Mountain flanks of less relief show inroad development of gated communities, cluster housing and the occasional commerce hub of small upscale mountain neighborhoods, drizzled across the gentle slopes below national-forest boundaries across the more inaccessible peaks.
Then, this weak relief changes just west of Asheville. The mountain crests rise higher, their slopes more challenging to hold Swiss chalets on the steep mountainsides, though some have to try to make it work, and build there, regardless. Anything for the view, largely now of other Swiss chalets.
And then, below us, there are only mountains, not quite as far as the eye can see. There, in the urban haze to the north, are the pseudopodia of Knoxville. But across an impressive expanse that appeared under us for some minutes, even at 500 miles an hour, were the roadless wilderness expanses (and the occasional access roads, all of which I’ve traversed at one time or another) of the Great Smoky Mountains.

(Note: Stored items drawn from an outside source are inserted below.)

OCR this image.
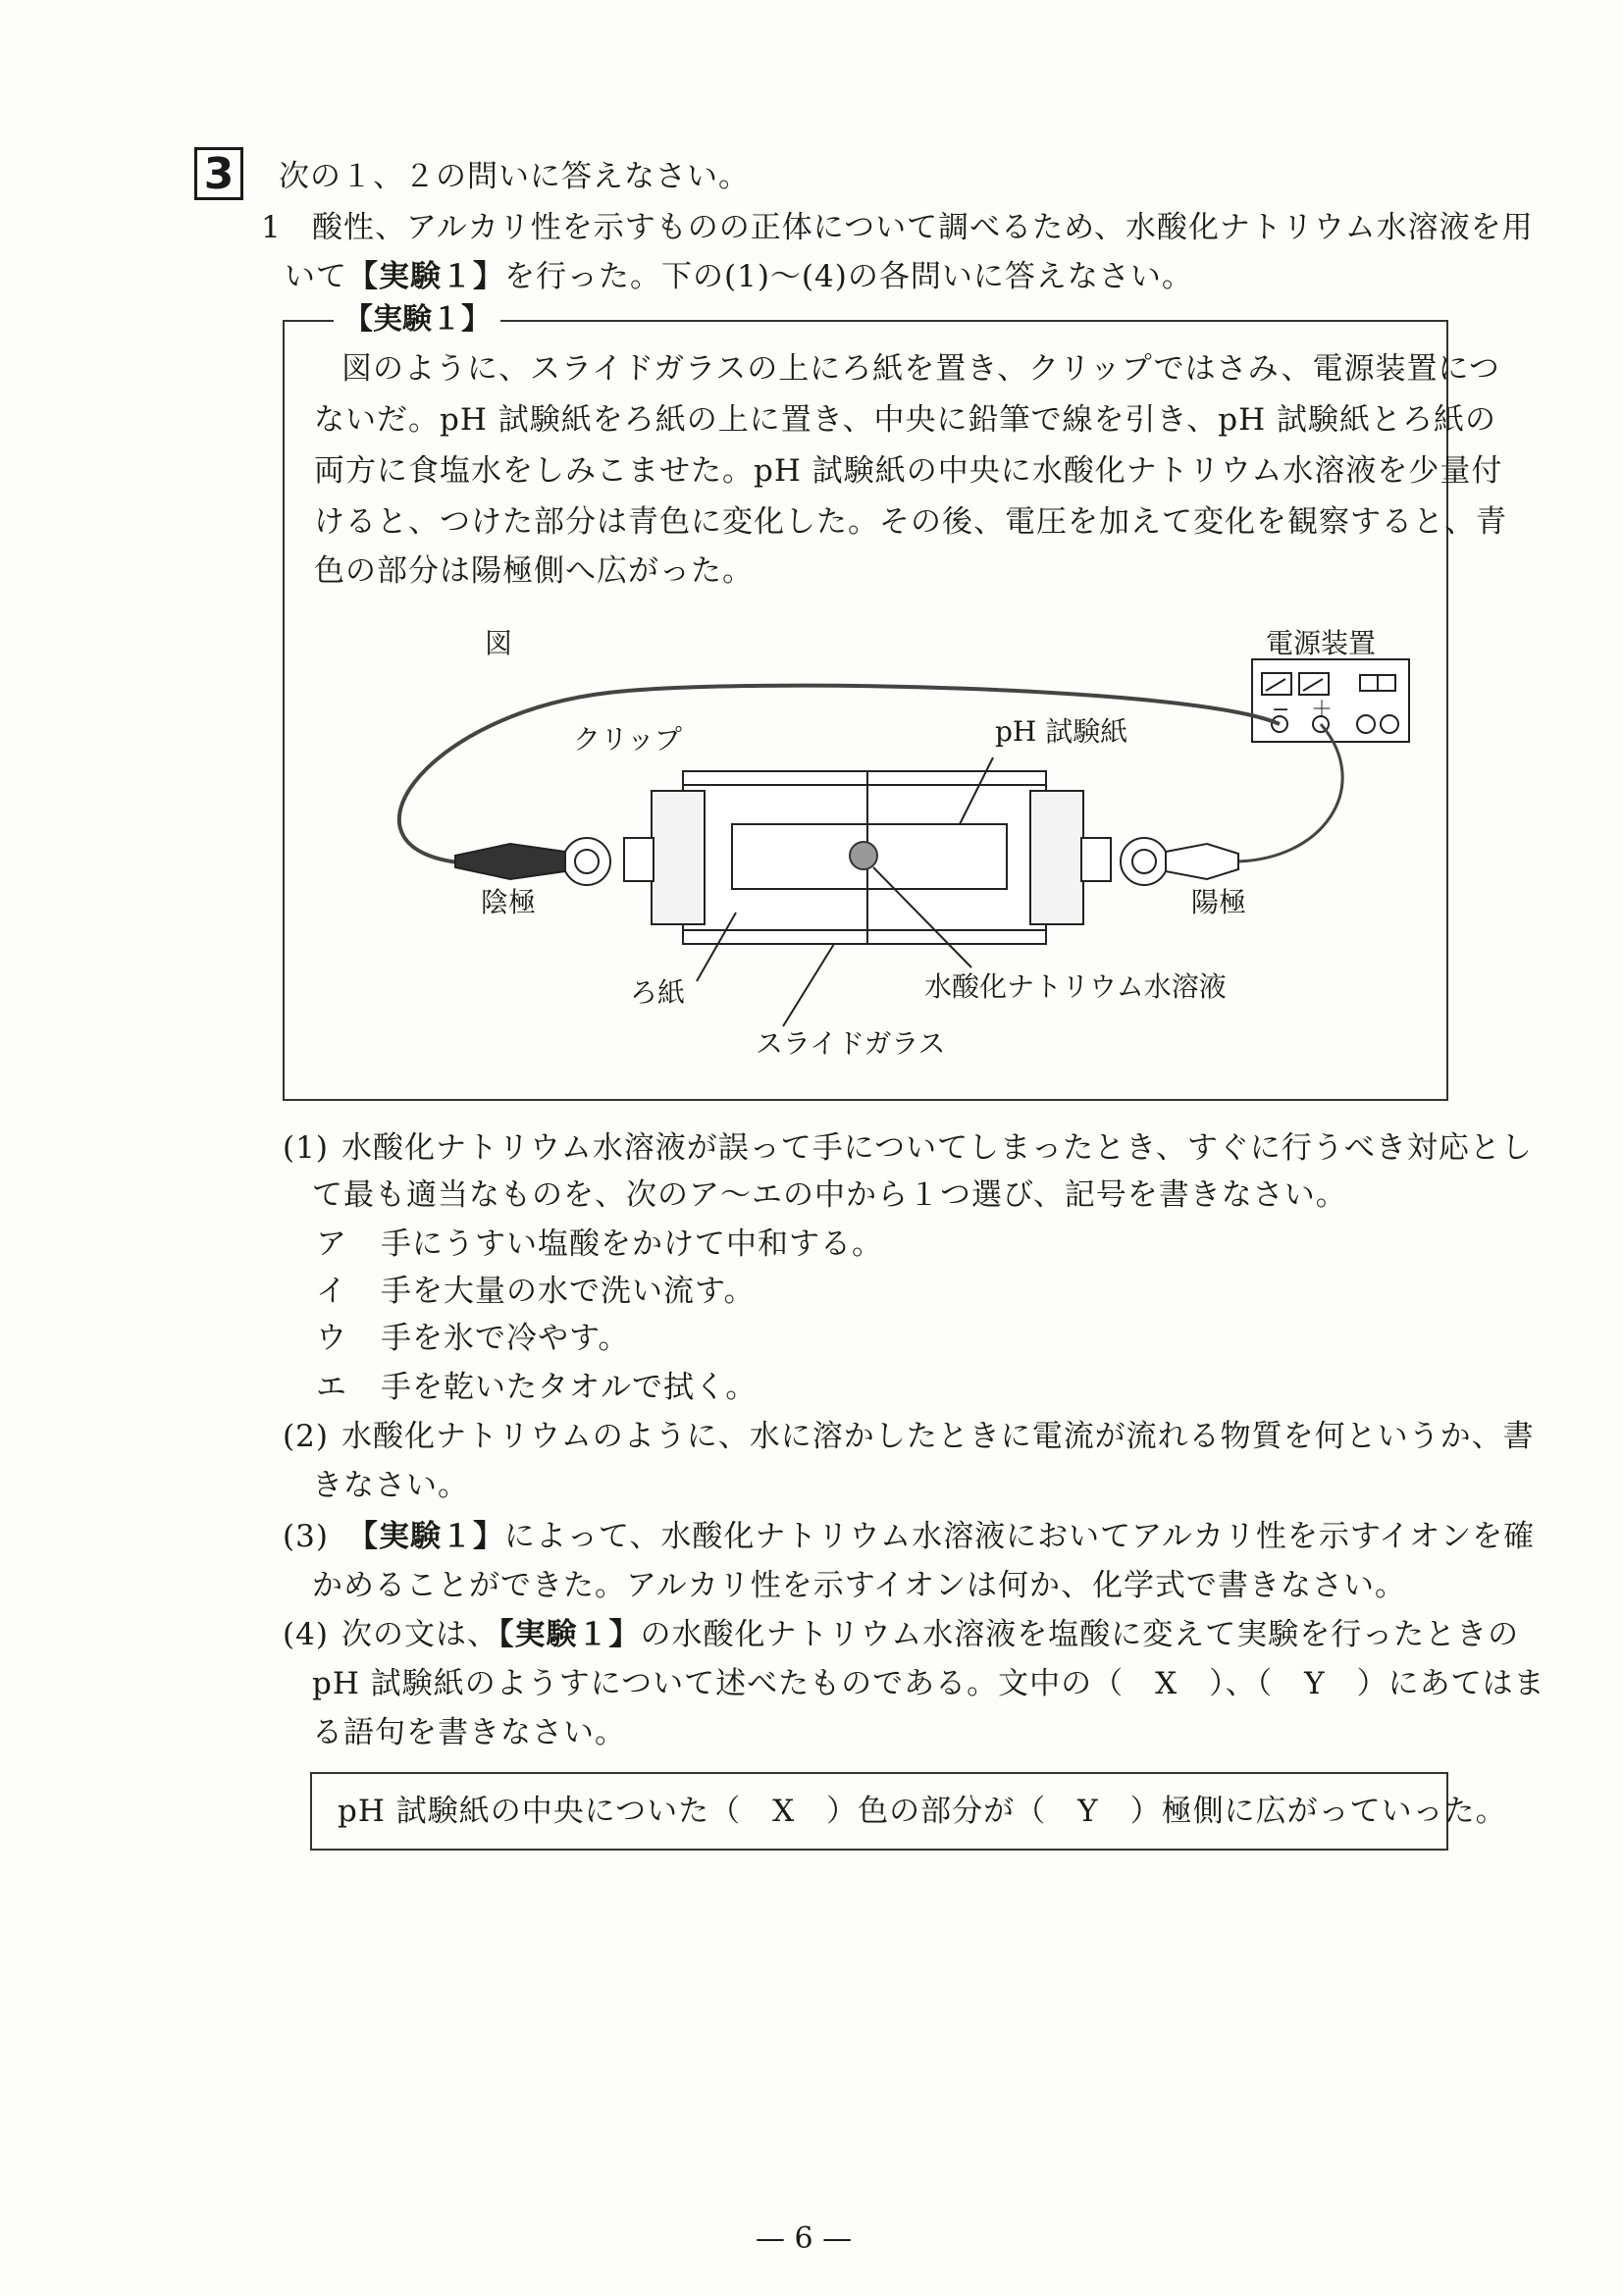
3 次の１、２の問いに答えなさい。
1 酸性、アルカリ性を示すものの正体について調べるため、水酸化ナトリウム水溶液を用
いて【実験１】を行った。下の(1)〜(4)の各問いに答えなさい。
【実験１】
図のように、スライドガラスの上にろ紙を置き、クリップではさみ、電源装置につ
ないだ。pH 試験紙をろ紙の上に置き、中央に鉛筆で線を引き、pH 試験紙とろ紙の
両方に食塩水をしみこませた。pH 試験紙の中央に水酸化ナトリウム水溶液を少量付
けると、つけた部分は青色に変化した。その後、電圧を加えて変化を観察すると、青
色の部分は陽極側へ広がった。
図	電源装置
− ＋
クリップ	pH 試験紙
陰極	陽極
ろ紙	水酸化ナトリウム水溶液
スライドガラス
(1) 水酸化ナトリウム水溶液が誤って手についてしまったとき、すぐに行うべき対応とし
て最も適当なものを、次のア〜エの中から１つ選び、記号を書きなさい。
ア 手にうすい塩酸をかけて中和する。
イ 手を大量の水で洗い流す。
ウ 手を氷で冷やす。
エ 手を乾いたタオルで拭く。
(2) 水酸化ナトリウムのように、水に溶かしたときに電流が流れる物質を何というか、書
きなさい。
(3) 【実験１】によって、水酸化ナトリウム水溶液においてアルカリ性を示すイオンを確
かめることができた。アルカリ性を示すイオンは何か、化学式で書きなさい。
(4) 次の文は、【実験１】の水酸化ナトリウム水溶液を塩酸に変えて実験を行ったときの
pH 試験紙のようすについて述べたものである。文中の（　X　）、（　Y　）にあてはま
る語句を書きなさい。
pH 試験紙の中央についた（　X　）色の部分が（　Y　）極側に広がっていった。
— 6 —
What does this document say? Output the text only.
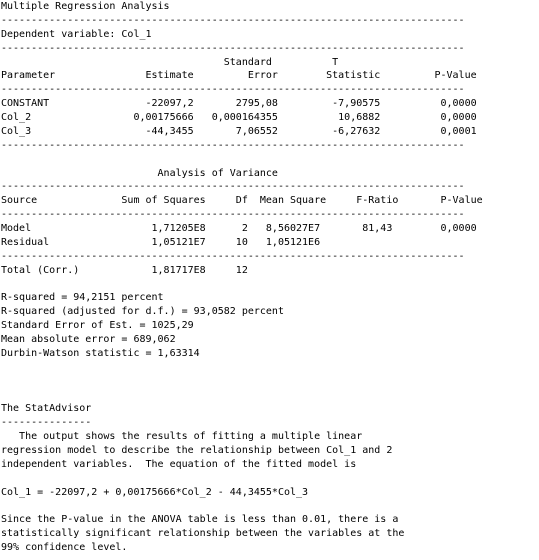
Multiple Regression Analysis
-----------------------------------------------------------------------------
Dependent variable: Col_1
-----------------------------------------------------------------------------
Standard          T
Parameter               Estimate         Error        Statistic         P-Value
-----------------------------------------------------------------------------
CONSTANT                -22097,2       2795,08         -7,90575          0,0000
Col_2                 0,00175666   0,000164355          10,6882          0,0000
Col_3                   -44,3455       7,06552         -6,27632          0,0001
-----------------------------------------------------------------------------
Analysis of Variance
-----------------------------------------------------------------------------
Source              Sum of Squares     Df  Mean Square     F-Ratio       P-Value
-----------------------------------------------------------------------------
Model                    1,71205E8      2   8,56027E7       81,43        0,0000
Residual                 1,05121E7     10   1,05121E6
-----------------------------------------------------------------------------
Total (Corr.)            1,81717E8     12
R-squared = 94,2151 percent
R-squared (adjusted for d.f.) = 93,0582 percent
Standard Error of Est. = 1025,29
Mean absolute error = 689,062
Durbin-Watson statistic = 1,63314
The StatAdvisor
---------------
The output shows the results of fitting a multiple linear
regression model to describe the relationship between Col_1 and 2
independent variables.  The equation of the fitted model is
Col_1 = -22097,2 + 0,00175666*Col_2 - 44,3455*Col_3
Since the P-value in the ANOVA table is less than 0.01, there is a
statistically significant relationship between the variables at the
99% confidence level.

Newfound Gap, Clingman’s Dome, Cataloochee, LaConte, Cade’s Cove, Charlie’s Bunion–all of those once-familiar places crept into view, far below us–the actual territory and not the map. It felt not-real, poised as we were fleetingly above so much familiar landscape I had once wandered. The landscape moving too soon out of sight below us might as well have been a hologram of the Smokies I had loved and known well when we lived in Sylva more than twenty years ago, so much time, too, having passed and still passing by, around or within us, in its ghostly, unfathomable fashion.